Par ailleurs, le travailleur temporaire doit percevoir des indemnités spécifiques à l’issue de sa mission. Celles-ci lui sont versées par son employeur, c’est-à-dire l’entreprise de travail temporaire.

  • L’indemnité de fin de mission, versée en compensation de la précarité de l’emploi, est égale à 10 % de la rémunération brute perçue.
  • L’indemnité de congés payés représente 10 % de la rémunération brute perçue (indemnité de fin de mission incluse).

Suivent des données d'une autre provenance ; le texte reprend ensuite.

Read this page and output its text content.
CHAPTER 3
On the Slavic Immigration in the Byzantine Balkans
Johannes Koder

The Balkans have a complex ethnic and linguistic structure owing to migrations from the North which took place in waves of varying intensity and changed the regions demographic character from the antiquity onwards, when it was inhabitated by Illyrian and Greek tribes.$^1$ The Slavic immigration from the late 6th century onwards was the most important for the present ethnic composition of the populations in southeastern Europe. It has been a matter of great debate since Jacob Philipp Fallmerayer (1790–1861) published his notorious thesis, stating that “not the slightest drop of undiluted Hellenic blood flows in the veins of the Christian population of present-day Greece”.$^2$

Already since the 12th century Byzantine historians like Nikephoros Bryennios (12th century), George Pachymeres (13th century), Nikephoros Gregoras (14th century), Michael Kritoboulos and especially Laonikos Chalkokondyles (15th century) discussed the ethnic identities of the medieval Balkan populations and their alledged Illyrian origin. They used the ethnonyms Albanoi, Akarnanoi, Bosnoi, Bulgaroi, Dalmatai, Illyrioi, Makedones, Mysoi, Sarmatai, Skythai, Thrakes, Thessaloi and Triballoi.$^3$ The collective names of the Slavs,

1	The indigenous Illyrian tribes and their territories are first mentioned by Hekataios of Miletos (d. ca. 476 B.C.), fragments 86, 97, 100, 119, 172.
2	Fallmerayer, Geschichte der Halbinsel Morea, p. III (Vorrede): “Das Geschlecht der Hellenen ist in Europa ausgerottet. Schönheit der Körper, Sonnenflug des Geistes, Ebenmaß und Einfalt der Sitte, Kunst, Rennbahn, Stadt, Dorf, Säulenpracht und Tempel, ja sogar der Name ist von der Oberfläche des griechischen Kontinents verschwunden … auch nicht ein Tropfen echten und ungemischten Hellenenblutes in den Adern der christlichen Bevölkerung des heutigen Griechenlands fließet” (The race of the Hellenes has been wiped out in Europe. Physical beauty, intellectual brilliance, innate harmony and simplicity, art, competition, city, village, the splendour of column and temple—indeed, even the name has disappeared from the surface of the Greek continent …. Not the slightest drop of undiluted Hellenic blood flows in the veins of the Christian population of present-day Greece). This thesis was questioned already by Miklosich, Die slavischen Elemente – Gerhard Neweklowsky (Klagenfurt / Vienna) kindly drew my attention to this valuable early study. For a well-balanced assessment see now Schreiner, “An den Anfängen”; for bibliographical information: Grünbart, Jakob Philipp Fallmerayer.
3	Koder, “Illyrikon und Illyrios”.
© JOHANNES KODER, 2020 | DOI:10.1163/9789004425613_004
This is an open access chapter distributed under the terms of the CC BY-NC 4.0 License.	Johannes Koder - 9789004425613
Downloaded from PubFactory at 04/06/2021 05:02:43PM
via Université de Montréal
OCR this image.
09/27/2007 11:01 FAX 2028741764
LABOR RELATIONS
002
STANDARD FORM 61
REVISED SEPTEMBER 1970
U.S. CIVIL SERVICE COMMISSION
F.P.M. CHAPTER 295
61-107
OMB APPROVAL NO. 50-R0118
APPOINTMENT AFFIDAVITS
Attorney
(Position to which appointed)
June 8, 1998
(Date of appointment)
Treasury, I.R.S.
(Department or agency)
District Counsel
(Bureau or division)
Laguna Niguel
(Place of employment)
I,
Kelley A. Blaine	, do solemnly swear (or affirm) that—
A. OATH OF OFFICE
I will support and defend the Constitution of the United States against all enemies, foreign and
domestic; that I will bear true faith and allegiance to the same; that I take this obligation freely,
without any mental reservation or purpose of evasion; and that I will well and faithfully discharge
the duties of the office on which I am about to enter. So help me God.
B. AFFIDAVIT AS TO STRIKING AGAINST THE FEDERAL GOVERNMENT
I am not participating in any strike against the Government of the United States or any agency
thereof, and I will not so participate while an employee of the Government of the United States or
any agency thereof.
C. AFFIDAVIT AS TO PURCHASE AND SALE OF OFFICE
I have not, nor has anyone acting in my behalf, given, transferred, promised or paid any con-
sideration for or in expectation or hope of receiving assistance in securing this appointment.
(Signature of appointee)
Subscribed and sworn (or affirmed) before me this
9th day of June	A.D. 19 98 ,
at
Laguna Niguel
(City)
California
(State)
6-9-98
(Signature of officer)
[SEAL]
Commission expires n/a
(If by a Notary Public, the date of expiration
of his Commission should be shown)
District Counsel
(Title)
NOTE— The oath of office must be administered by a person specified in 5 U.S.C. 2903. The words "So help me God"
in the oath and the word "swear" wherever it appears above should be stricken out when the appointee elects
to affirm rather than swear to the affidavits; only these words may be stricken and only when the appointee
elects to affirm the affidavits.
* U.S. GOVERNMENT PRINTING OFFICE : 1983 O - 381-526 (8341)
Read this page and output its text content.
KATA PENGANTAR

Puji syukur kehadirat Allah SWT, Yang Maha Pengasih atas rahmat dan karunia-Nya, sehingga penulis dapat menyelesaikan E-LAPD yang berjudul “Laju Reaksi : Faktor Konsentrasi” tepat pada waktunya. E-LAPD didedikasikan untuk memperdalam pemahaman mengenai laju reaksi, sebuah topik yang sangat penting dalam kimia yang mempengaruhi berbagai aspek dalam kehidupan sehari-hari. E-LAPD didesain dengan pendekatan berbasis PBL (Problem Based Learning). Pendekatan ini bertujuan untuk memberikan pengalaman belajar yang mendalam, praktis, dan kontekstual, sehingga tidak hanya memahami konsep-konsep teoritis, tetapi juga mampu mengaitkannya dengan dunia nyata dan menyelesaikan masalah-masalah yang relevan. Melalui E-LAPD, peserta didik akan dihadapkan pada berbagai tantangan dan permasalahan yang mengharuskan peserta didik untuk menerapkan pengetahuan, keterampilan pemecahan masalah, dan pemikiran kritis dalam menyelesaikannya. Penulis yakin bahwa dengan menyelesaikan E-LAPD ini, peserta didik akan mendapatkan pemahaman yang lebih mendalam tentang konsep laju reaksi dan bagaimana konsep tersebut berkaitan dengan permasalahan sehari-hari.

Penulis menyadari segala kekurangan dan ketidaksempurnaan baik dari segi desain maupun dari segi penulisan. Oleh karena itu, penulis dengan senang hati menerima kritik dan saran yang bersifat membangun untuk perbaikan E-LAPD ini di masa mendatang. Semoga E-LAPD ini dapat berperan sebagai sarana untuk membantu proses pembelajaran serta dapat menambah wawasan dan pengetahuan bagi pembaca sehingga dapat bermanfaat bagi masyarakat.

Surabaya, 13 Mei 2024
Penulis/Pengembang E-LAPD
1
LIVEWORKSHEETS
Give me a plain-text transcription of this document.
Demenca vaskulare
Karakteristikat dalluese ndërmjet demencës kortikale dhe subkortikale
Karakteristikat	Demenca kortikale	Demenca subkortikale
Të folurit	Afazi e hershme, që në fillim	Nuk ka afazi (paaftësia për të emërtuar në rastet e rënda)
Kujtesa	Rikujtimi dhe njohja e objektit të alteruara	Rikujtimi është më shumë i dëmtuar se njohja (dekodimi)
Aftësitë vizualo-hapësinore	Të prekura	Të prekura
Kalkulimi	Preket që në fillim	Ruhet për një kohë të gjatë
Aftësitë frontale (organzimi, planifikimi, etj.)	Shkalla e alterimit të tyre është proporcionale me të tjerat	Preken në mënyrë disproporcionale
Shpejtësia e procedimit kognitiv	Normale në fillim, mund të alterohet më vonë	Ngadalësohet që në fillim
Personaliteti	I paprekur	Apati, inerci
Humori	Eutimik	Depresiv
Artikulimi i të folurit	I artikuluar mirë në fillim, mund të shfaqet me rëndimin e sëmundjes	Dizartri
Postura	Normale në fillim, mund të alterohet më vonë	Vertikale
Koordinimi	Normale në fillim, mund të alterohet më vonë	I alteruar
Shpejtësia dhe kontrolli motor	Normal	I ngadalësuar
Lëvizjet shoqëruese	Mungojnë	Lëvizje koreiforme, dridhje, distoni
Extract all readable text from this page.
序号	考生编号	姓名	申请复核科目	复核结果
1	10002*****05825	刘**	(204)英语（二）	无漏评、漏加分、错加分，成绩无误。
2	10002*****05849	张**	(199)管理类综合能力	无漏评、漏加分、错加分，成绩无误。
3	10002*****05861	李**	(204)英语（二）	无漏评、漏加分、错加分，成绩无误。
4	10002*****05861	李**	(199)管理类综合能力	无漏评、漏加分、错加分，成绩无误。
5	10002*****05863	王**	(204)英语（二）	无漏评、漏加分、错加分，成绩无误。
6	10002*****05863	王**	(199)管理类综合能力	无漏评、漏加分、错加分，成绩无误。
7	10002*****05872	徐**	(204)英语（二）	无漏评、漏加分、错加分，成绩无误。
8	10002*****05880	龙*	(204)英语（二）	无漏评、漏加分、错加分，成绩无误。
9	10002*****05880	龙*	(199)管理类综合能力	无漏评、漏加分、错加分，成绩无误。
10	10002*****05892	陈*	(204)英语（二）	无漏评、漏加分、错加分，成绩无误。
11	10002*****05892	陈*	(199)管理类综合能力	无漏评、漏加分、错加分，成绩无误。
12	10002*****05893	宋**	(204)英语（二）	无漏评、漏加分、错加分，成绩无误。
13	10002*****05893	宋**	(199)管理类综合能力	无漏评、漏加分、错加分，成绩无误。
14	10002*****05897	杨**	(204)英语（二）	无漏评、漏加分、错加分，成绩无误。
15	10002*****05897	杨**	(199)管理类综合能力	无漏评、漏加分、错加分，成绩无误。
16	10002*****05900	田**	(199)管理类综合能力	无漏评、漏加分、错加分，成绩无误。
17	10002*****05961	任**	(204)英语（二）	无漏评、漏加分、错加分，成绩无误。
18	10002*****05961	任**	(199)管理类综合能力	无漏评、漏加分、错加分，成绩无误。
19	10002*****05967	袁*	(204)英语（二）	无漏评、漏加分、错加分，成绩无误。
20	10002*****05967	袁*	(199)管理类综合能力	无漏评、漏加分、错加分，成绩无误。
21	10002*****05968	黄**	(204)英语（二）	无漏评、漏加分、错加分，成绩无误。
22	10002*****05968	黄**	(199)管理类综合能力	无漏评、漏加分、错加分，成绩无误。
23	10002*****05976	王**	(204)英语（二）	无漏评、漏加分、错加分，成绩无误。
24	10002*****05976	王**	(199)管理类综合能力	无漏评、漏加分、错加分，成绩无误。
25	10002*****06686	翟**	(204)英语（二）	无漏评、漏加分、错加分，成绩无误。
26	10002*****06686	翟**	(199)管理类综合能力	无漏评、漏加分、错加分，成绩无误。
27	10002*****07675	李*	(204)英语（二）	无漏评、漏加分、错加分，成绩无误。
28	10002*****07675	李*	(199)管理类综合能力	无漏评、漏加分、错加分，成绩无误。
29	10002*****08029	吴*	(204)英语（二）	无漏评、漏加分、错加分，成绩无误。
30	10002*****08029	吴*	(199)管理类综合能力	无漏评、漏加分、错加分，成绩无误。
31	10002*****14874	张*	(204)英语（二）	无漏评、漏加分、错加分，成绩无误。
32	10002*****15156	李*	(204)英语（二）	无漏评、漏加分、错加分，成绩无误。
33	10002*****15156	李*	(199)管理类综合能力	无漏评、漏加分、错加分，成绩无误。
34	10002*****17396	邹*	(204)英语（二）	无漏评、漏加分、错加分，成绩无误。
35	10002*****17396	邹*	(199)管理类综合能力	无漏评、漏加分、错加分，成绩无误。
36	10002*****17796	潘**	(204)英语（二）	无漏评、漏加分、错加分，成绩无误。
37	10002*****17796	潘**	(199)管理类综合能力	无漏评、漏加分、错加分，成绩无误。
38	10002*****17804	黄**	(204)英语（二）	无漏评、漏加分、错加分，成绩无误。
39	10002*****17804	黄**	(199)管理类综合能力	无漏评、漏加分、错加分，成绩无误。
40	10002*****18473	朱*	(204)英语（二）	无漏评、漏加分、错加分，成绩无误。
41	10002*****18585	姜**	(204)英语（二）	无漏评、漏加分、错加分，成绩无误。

Droits collectifs et individuels

Durant toute la durée de sa mission, le travailleur temporaire dispose des mêmes droits individuels et collectifs que les salariés permanents. Il bénéficie ainsi d’un accès aux équipements collectifs de l’EU (transports, restauration, tickets restaurant, douches, vestiaires, parkings, salles de sport etc.). Par ailleurs, il est soumis aux règles en vigueur dans l’entreprise concernant la durée du travail, le repos hebdomadaire, le travail de nuit, les jours fériés, la sécurité et l’hygiène.

En revanche, il faut noter que l’intérimaire ne bénéficie pas des œuvres sociales du CSE (Comité Social et Économique) de l’entreprise utilisatrice : il bénéficie de celles de son employeur, l’ETT.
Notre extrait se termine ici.